Technical information
- Licensing authority: CRT
- ERP: 50 kW
- HAAT: −104.5 m (−343 ft)
- Transmitter coordinates: 24°01′12.35″N 104°40′56.28″W﻿ / ﻿24.0200972°N 104.6823000°W

Links
- Website: canal10.com.mx

= XHA-TDT =

TV station in Durango, Durango, Mexico

XHA-TDT is a television station in Durango, Durango, Mexico. XHA broadcasts on virtual channel 10 (physical channel 36) and is currently an independent station.

==History==
While an initial concession specified channel 11, XHA-TV signed on channel 10 and began full commercial broadcasts on April 1, 1967. The station was owned by Bertha Bradley Vda. de Stevenson, the widow of one of the state's pioneering broadcasters.

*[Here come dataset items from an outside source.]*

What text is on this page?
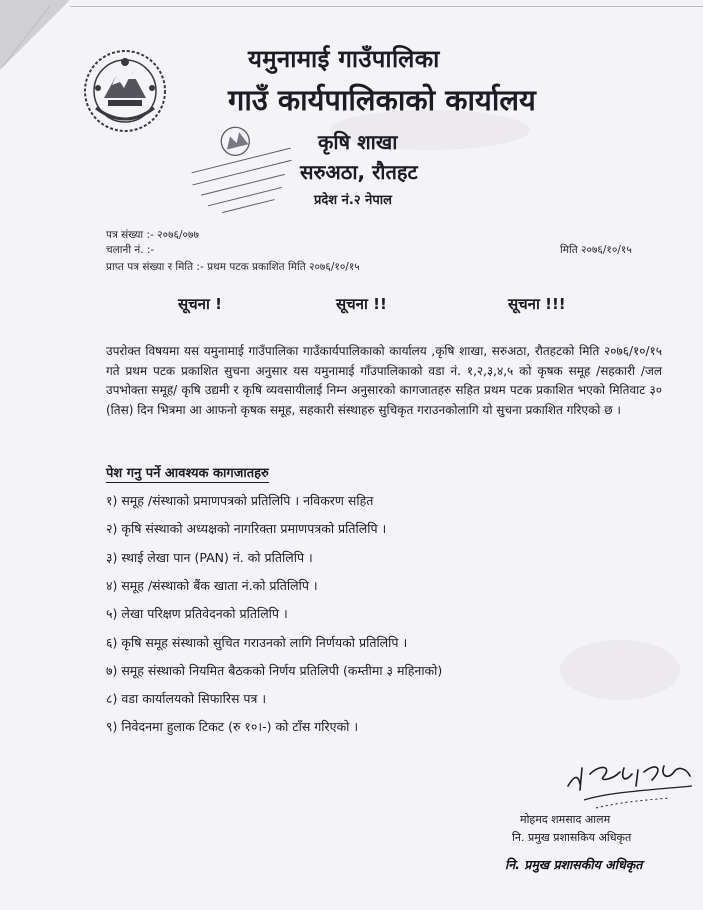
यमुनामाई गाउँपालिका
गाउँ कार्यपालिकाको कार्यालय
कृषि शाखा
सरुअठा, रौतहट
प्रदेश नं.२ नेपाल
पत्र संख्या :- २०७६/०७७
चलानी नं. :-	मिति २०७६/१०/१५
प्राप्त पत्र संख्या र मिति :- प्रथम पटक प्रकाशित मिति २०७६/१०/१५
सूचना !	सूचना !!	सूचना !!!
उपरोक्त विषयमा यस यमुनामाई गाउँपालिका गाउँकार्यपालिकाको कार्यालय ,कृषि शाखा, सरुअठा, रौतहटको मिति २०७६/१०/१५ गते प्रथम पटक प्रकाशित सुचना अनुसार यस यमुनामाई गाँउपालिकाको वडा नं. १,२,३,४,५ को कृषक समूह /सहकारी /जल उपभोक्ता समूह/ कृषि उद्यमी र कृषि व्यवसायीलाई निम्न अनुसारको कागजातहरु सहित प्रथम पटक प्रकाशित भएको मितिवाट ३० (तिस) दिन भित्रमा आ आफनो कृषक समूह, सहकारी संस्थाहरु सुचिकृत गराउनकोलागि यो सुचना प्रकाशित गरिएको छ ।
पेश गनु पर्ने आवश्यक कागजातहरु
१) समूह /संस्थाको प्रमाणपत्रको प्रतिलिपि । नविकरण सहित
२) कृषि संस्थाको अध्यक्षको नागरिक्ता प्रमाणपत्रको प्रतिलिपि ।
३) स्थाई लेखा पान (PAN) नं. को प्रतिलिपि ।
४) समूह /संस्थाको बैंक खाता नं.को प्रतिलिपि ।
५) लेखा परिक्षण प्रतिवेदनको प्रतिलिपि ।
६) कृषि समूह संस्थाको सुचित गराउनको लागि निर्णयको प्रतिलिपि ।
७) समूह संस्थाको नियमित बैठकको निर्णय प्रतिलिपी (कम्तीमा ३ महिनाको)
८) वडा कार्यालयको सिफारिस पत्र ।
९) निवेदनमा हुलाक टिकट (रु १०।-) को टाँस गरिएको ।
मोहमद शमसाद आलम
नि. प्रमुख प्रशासकिय अधिकृत
नि. प्रमुख प्रशासकीय अधिकृत
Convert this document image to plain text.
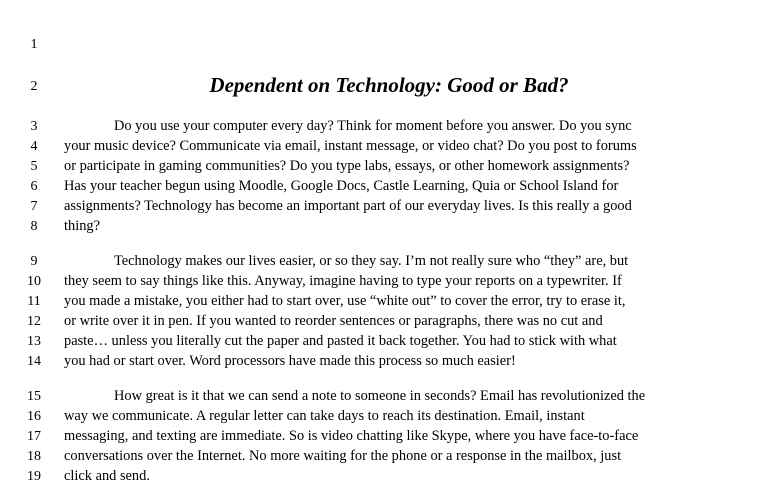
1
2
3
4
5
6
7
8
9
10
11
12
13
14
15
16
17
18
19
Dependent on Technology: Good or Bad?
Do you use your computer every day? Think for moment before you answer. Do you sync
your music device? Communicate via email, instant message, or video chat? Do you post to forums
or participate in gaming communities? Do you type labs, essays, or other homework assignments?
Has your teacher begun using Moodle, Google Docs, Castle Learning, Quia or School Island for
assignments? Technology has become an important part of our everyday lives. Is this really a good
thing?
Technology makes our lives easier, or so they say. I’m not really sure who “they” are, but
they seem to say things like this. Anyway, imagine having to type your reports on a typewriter. If
you made a mistake, you either had to start over, use “white out” to cover the error, try to erase it,
or write over it in pen. If you wanted to reorder sentences or paragraphs, there was no cut and
paste… unless you literally cut the paper and pasted it back together. You had to stick with what
you had or start over. Word processors have made this process so much easier!
How great is it that we can send a note to someone in seconds? Email has revolutionized the
way we communicate. A regular letter can take days to reach its destination. Email, instant
messaging, and texting are immediate. So is video chatting like Skype, where you have face-to-face
conversations over the Internet. No more waiting for the phone or a response in the mailbox, just
click and send.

Alejandro O. Stevenson, however, died on December 10, 1966, after a long illness, unable to see the television station he had helped to found broadcast.
XHA maintained a partnership with Televisa and carried programming from its channel 9 network, and as a Televisa partner, TV Diez Durango is defined as within the "preponderant economic agent" in broadcasting for regulatory purposes. In 2014, XHA sourced 64 percent of its broadcast day from Televisa.

In 2018, XHA disaffiliated from Televisa amidst the unwinding of many local relationships, as Televisa began to multiplex Gala TV on subchannels of its own TV stations in some areas of the country where said programming had been broadcast on a local station, including Durango.

==Programming==

XHA's local newscasts are known as Tiempo y Espacio; this news program began broadcasting on TV in 1992 after beginning on XECK radio, and it continues to air on XHCK-FM. The station also produces a morning magazine, Como en Casa.